Einlegen in Werkzeugform

Durch die Analyse der Tape-Position kann nun ein Werkzeugkonzept erarbeitet werden, das die Verbindung der Verstärkungsbänder im Bauteil in vollautomatischen Prozessen sicherstellt. Je nach Geometrie und nach Position können die Tapes in das Spritzgusswerkzeug als lineare oder radiale Einleger eingebracht oder nachträglich auf das Bauteil aufgeschweisst werden. Im einfachsten Fall können abgelängte Tapes in die Kavität eingelegt werden. Die Tapes sollen sich aber in jedem Fall an einer Werkzeugwandung anlegen können, um sie lagesicher während des Füllvorgangs halten zu können. Verfahren zur automatischen Herstellung von Vorformlingen (Spiralen, Konturen, Geraden) sind entwickelt worden, um Einleger an die Bauteilgeometrie anzupassen und durch Roboter einlegen zu können.

Bruchspannung von 400 MPa

Das Leistungspotenzial der lokalen Tape-Verstärkung kann durch zweiseitiges Umspritzen von Tapes aufgezeigt werden.

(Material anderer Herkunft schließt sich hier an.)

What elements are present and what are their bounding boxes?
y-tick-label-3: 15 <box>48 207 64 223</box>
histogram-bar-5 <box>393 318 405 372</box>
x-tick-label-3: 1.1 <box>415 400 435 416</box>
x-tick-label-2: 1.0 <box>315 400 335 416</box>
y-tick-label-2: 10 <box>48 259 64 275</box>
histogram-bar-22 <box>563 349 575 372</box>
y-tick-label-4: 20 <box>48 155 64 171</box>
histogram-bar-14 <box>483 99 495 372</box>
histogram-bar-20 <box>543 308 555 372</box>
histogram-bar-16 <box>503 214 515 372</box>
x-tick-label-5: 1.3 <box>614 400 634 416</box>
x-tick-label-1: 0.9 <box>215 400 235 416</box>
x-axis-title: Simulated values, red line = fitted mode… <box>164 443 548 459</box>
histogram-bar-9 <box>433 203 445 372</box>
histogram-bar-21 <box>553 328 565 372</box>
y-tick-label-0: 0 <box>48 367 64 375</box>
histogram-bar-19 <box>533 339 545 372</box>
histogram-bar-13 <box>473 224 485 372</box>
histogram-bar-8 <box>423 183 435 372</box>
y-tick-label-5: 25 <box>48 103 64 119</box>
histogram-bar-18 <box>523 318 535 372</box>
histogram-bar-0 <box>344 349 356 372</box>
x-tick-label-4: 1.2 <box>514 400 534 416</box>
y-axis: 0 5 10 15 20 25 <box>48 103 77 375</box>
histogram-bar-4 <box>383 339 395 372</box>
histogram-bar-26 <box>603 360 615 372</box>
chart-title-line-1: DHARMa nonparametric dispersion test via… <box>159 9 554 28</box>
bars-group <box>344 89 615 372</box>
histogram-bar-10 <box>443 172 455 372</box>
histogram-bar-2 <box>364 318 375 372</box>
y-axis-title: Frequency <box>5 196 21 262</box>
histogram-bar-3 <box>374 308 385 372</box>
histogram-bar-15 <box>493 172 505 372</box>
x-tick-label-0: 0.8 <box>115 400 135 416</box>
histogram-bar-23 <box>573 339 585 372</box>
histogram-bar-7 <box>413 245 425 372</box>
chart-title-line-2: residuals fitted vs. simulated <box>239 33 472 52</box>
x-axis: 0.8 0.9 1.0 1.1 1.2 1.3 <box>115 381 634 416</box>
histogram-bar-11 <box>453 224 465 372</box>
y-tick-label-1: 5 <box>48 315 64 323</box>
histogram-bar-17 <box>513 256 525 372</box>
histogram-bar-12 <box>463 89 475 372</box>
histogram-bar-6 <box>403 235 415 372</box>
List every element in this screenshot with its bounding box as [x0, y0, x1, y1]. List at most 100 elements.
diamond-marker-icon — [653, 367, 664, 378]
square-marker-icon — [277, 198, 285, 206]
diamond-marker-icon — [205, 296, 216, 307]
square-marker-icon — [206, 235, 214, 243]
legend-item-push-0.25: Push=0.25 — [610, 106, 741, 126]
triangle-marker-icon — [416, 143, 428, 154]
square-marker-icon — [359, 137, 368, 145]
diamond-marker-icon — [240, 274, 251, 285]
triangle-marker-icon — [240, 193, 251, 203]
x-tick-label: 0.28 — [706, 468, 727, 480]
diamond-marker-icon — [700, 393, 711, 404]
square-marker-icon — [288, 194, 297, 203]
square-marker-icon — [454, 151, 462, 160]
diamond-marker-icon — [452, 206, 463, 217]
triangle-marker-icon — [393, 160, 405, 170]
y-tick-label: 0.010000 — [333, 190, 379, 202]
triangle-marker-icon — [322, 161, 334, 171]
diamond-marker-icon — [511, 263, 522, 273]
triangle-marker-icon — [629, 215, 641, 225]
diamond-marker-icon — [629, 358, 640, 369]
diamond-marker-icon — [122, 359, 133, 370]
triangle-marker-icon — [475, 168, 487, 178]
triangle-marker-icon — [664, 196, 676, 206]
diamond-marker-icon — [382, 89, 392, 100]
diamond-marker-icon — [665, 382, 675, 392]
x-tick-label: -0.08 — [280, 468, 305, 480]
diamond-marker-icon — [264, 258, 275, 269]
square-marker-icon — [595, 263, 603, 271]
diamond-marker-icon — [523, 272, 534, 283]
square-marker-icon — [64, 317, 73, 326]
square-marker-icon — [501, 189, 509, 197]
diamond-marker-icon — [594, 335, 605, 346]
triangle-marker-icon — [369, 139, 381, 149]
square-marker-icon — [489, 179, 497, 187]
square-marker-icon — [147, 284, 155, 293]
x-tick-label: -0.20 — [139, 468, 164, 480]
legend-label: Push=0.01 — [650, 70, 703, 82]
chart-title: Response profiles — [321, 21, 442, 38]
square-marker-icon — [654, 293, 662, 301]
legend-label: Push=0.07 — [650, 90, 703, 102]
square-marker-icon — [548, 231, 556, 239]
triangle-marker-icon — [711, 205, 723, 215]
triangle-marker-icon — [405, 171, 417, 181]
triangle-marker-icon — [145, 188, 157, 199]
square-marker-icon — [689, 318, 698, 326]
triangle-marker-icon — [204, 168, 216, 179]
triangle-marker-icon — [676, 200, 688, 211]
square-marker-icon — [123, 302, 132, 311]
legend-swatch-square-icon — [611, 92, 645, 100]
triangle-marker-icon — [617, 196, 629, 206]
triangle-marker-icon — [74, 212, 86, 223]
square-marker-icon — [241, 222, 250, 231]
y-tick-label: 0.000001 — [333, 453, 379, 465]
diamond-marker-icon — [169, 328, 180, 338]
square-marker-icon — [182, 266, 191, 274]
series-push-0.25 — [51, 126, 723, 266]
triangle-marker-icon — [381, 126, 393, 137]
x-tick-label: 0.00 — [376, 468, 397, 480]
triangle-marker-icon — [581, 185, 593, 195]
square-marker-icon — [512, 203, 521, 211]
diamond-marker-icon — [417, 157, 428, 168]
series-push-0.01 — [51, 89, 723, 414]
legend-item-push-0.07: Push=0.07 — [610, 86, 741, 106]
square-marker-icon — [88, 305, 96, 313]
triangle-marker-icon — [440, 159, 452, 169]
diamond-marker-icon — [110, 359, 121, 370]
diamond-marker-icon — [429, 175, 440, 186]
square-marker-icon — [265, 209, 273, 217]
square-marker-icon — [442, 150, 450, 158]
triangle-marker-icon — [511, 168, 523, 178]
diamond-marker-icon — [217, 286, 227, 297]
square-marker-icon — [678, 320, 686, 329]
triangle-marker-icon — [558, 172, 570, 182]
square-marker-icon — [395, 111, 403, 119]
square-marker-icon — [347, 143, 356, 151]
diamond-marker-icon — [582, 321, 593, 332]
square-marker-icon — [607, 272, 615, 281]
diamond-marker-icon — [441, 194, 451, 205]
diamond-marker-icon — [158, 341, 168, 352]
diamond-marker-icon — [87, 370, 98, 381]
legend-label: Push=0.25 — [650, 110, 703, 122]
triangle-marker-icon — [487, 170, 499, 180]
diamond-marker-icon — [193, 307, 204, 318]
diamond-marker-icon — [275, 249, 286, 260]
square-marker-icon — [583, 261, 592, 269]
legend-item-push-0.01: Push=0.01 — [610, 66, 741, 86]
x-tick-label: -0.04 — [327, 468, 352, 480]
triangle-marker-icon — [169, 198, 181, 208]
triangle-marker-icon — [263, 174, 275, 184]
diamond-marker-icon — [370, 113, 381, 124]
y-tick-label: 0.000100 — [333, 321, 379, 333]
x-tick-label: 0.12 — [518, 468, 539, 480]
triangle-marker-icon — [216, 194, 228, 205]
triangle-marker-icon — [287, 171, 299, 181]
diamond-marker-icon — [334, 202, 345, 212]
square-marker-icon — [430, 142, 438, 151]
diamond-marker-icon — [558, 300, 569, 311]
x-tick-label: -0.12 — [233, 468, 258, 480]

Hierbei werden zwei mit jeweils 30% Endloskohlenstofffasern verstärkte Tapes mit unterschiedlichen Spritzgussmaterialien (Grivory GV-5H, Grivory GCL-4H und Grivory GVL-6H der EMS) hinterspritzt. Es ergeben sich Bruchspannungen von 400 MPa bei einer gleichzeitigen Dichtereduktion. Dies sind Werte, die mit konventionellen Werkstoffen unerreichbar erscheinen. Die beidseitig umspritzten Tapes eignen sich als Zugelement oder als Biegeträger und weisen neben der extrem hohem Festigkeit zusätzlich eine extrem hohe Linearität bei Belastung auf. Kriechverformungen – selbst bei 200 MPa im Biegeversuch über mehr als ein Jahr – sind praktisch nicht messbar und liegen jetzt auf oder sogar über dem Niveau von metallischen Werkstoffen. Die Tape-Verstärkung wirkt sogar über Bindenähte hinweg.

Vorstoss in neue Bereiche

Die Kombination von verstärkten Polyamiden mit gezielt lokal eingebrachten, quasi endlosfaserverstärkten Tapes öffnet das Potenzial der Metallsubstitution in bisher nicht erreichbare Bereiche. Mit relativ geringem Materialaufwand können sehr leichte Bauteile entwickelt werden. Durch die hohen Eigenschaften kann das Bauteilvolumen reduziert werden, geringere Wanddicken gestatten damit auch kürzere Zykluszeiten und insgesamt weniger Gewicht.

Das Zusammenspiel der Bauteilanalyse mit einer geeigneten Prozess- und Werkzeugtechnik sowie den passenden Polyamid-Werkstoffen ist für den Erfolg notwendig und wird als EMS Tape Technologie (ETT) angeboten.